Treatment guidelines recommend that intensive lifestyle interventions, pharmacologic therapy, and/or metabolic surgery be considered as options for patients with T2D and obesity.

In a study, researchers analysed quantitatively the association between the durability of glycaemic control and body weight changes during the treatment.

Studies with follow-ups > 12 months, and final and intermediate assessments of HbA1cwere included. Four outcomes assessing therapeutic durability were extracted and synthesized using Stata statistical software, including changes in HbA1c, goal-achievement rate, failure rate and coefficient of failure (CoF).

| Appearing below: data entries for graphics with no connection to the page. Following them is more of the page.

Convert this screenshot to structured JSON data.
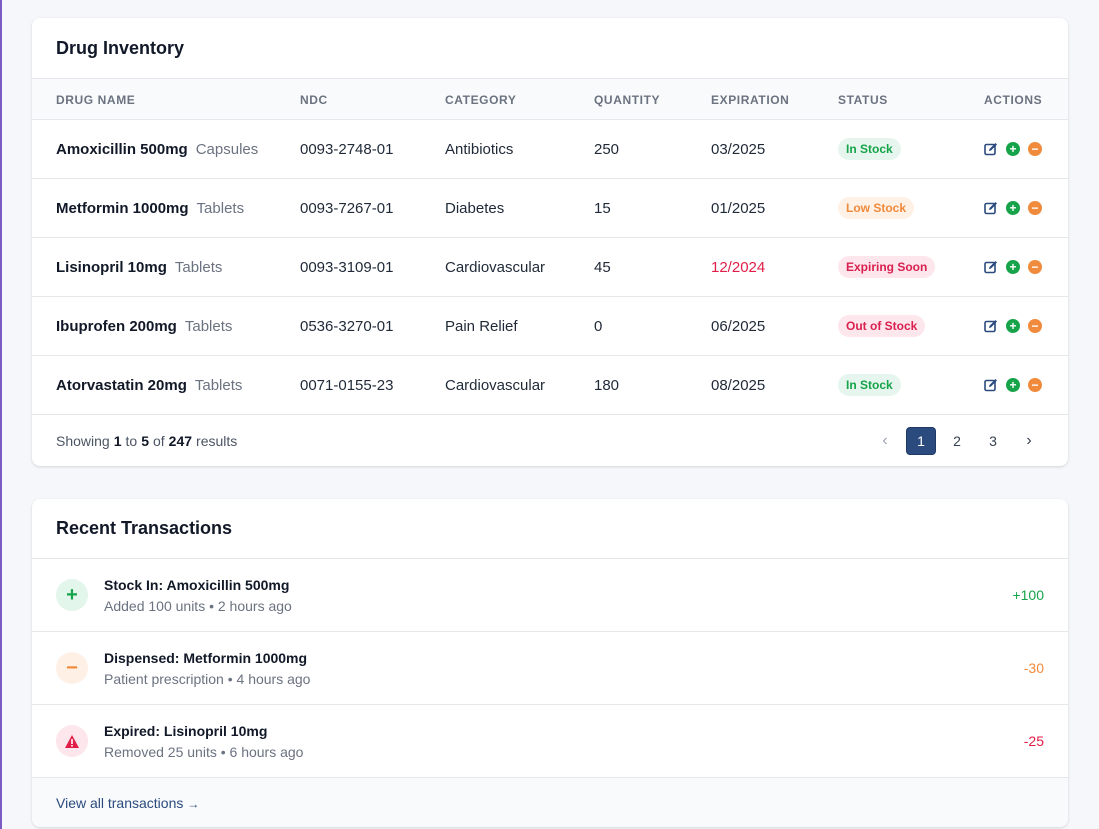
{
  "inventory": {
    "title": "Drug Inventory",
    "columns": {
      "name": "Drug Name",
      "ndc": "NDC",
      "category": "Category",
      "quantity": "Quantity",
      "expiration": "Expiration",
      "status": "Status",
      "actions": "Actions"
    },
    "rows": [
      {
        "name": "Amoxicillin 500mg",
        "form": "Capsules",
        "ndc": "0093-2748-01",
        "category": "Antibiotics",
        "quantity": "250",
        "expiration": "03/2025",
        "status": "In Stock"
      },
      {
        "name": "Metformin 1000mg",
        "form": "Tablets",
        "ndc": "0093-7267-01",
        "category": "Diabetes",
        "quantity": "15",
        "expiration": "01/2025",
        "status": "Low Stock"
      },
      {
        "name": "Lisinopril 10mg",
        "form": "Tablets",
        "ndc": "0093-3109-01",
        "category": "Cardiovascular",
        "quantity": "45",
        "expiration": "12/2024",
        "status": "Expiring Soon"
      },
      {
        "name": "Ibuprofen 200mg",
        "form": "Tablets",
        "ndc": "0536-3270-01",
        "category": "Pain Relief",
        "quantity": "0",
        "expiration": "06/2025",
        "status": "Out of Stock"
      },
      {
        "name": "Atorvastatin 20mg",
        "form": "Tablets",
        "ndc": "0071-0155-23",
        "category": "Cardiovascular",
        "quantity": "180",
        "expiration": "08/2025",
        "status": "In Stock"
      }
    ],
    "pagination": {
      "showing_prefix": "Showing",
      "from": "1",
      "to_word": "to",
      "to": "5",
      "of_word": "of",
      "total": "247",
      "results_word": "results",
      "pages": [
        "1",
        "2",
        "3"
      ],
      "prev": "‹",
      "next": "›"
    }
  },
  "transactions": {
    "title": "Recent Transactions",
    "items": [
      {
        "title": "Stock In: Amoxicillin 500mg",
        "detail": "Added 100 units • 2 hours ago",
        "amount": "+100",
        "icon": "+"
      },
      {
        "title": "Dispensed: Metformin 1000mg",
        "detail": "Patient prescription • 4 hours ago",
        "amount": "-30",
        "icon": "−"
      },
      {
        "title": "Expired: Lisinopril 10mg",
        "detail": "Removed 25 units • 6 hours ago",
        "amount": "-25",
        "icon": "!"
      }
    ],
    "view_all": "View all transactions",
    "view_all_arrow": "→"
  },
  "colors": {
    "accent": "#2b4a7e",
    "success": "#16a34a",
    "warning": "#f08a3c",
    "danger": "#e11d48"
  }
}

After 8.9 months of treatment, HbA1c levels declined from 8.03 to 7.15% and then gradually increased up to 7.72% 5 years later. The goal-achievement rate decreased from 54.8% (after 1 year of treatment) to 19.4% 5 years later. The CoF was 0.123 ± 0.022%/year. After stratification, the CoFs were 0.224 ± 0.025%/year for weight gain, 0.137 ± 0.034%/year for neutral weight and -0.024 ± 0.032%/year for weight loss.

After stratification by treatment approaches, the CoFs were 0.45%/year for insulin, 0.43%/year for sulphonylurea, 0.34%/year for thiazolidinedione, 0.29%/year for metformin, 0.16% for glucagon-like polypeptide-1 receptor agonists, 0.12% for surgery, -0.03% for sodium-glucose cotransporter-2 inhibitors and -0.21% for dipeptidyl peptidase-IV inhibitors.

It was concluded that the modest weight loss with a goal of 2-3% of body weight should be recommended to improve therapeutic durability and prevent beta-cell deterioration.